Single and childless, Ruby loved and pampered his pet dogs like adoring parents love and spoil their children. Ruby got dressed and decided to take his favorite dog with him to Western Union. He parked on the street and left his dog in the car.
Western Union’s business records prove Ruby wired his dancer $25 at 11:17 a.m., 77 minutes after the police were to have relocated Oswald. Next, he left Western Union and, on a whim, decided to walk a block to the Dallas Police Station.
Unknown to Ruby, the police had not relocated Oswald to the county jail. Instead, Oswald was still at the police station because a questioning session ran long, and he made a last-minute decision to change clothes. Otherwise, Oswald and Ruby would not have engaged that day. Create Account
The seeds of doubt sown by the next moment continue to echo. Ruby walked down an exit ramp into the Dallas Police Station and arrived near an elevator just seconds before Oswald emerged from it. Oswald smirked, Ruby snapped and shot him from point-blank range in the stomach. The bullet lacerated Oswald’s liver, and he died at the same hospital that treated two of his victims.

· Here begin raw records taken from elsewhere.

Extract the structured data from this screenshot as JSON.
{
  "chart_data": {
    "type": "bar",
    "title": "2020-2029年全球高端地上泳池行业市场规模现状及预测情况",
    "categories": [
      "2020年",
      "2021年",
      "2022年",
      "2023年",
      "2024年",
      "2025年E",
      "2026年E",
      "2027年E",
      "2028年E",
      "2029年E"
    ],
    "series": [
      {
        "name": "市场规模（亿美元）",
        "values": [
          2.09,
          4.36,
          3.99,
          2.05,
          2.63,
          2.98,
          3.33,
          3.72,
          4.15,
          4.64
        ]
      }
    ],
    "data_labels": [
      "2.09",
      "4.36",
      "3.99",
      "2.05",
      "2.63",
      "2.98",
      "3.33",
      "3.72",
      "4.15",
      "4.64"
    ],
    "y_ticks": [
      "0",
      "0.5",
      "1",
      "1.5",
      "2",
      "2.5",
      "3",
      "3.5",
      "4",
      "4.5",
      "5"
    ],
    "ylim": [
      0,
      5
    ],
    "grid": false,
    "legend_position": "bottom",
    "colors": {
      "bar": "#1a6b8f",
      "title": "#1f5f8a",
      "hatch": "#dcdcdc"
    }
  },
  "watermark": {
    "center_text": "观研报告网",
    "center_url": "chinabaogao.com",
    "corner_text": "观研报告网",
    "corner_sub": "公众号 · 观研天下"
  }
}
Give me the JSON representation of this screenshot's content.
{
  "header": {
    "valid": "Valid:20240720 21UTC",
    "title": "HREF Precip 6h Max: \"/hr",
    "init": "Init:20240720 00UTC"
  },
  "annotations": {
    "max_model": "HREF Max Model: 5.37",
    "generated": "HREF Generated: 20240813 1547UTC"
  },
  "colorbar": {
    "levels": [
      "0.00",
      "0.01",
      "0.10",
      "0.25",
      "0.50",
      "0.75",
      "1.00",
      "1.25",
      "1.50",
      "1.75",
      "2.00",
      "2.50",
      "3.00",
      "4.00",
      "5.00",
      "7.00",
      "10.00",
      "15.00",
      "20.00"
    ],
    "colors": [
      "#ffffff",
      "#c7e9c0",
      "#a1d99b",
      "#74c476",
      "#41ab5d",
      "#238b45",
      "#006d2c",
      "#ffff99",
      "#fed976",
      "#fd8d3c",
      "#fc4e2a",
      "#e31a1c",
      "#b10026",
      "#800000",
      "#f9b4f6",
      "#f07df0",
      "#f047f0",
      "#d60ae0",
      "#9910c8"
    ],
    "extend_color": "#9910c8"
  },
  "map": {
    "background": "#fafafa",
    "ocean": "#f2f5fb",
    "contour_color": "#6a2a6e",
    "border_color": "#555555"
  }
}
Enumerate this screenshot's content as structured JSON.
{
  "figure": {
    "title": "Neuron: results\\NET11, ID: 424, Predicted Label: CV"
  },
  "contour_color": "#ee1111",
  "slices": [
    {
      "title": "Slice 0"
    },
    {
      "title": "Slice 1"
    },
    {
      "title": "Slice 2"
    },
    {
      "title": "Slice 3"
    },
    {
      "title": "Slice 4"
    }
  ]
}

If his dancer hadn’t called him, Ruby would not have gone downtown that morning. If Ruby planned to shoot Oswald, he would not have taken his beloved dog on the errand. In my mind’s eye, Ruby’s car remains parked where he left it, and the ghost of his beloved dog continues to wait patiently for her master’s return.
Aided by the Dallas Police’s inept security, Ruby’s role in history is that of the ultimate “red herring.” People were shocked by Oswald’s death and couldn’t believe the Dallas Police’s security was that inept. Yet, it was.
People are lousy at keeping secrets. If a conspiracy to kill JFK or cover it up existed, the truth would have surfaced by now. Oswald and Ruby were loners, and the Warren Commission got it right.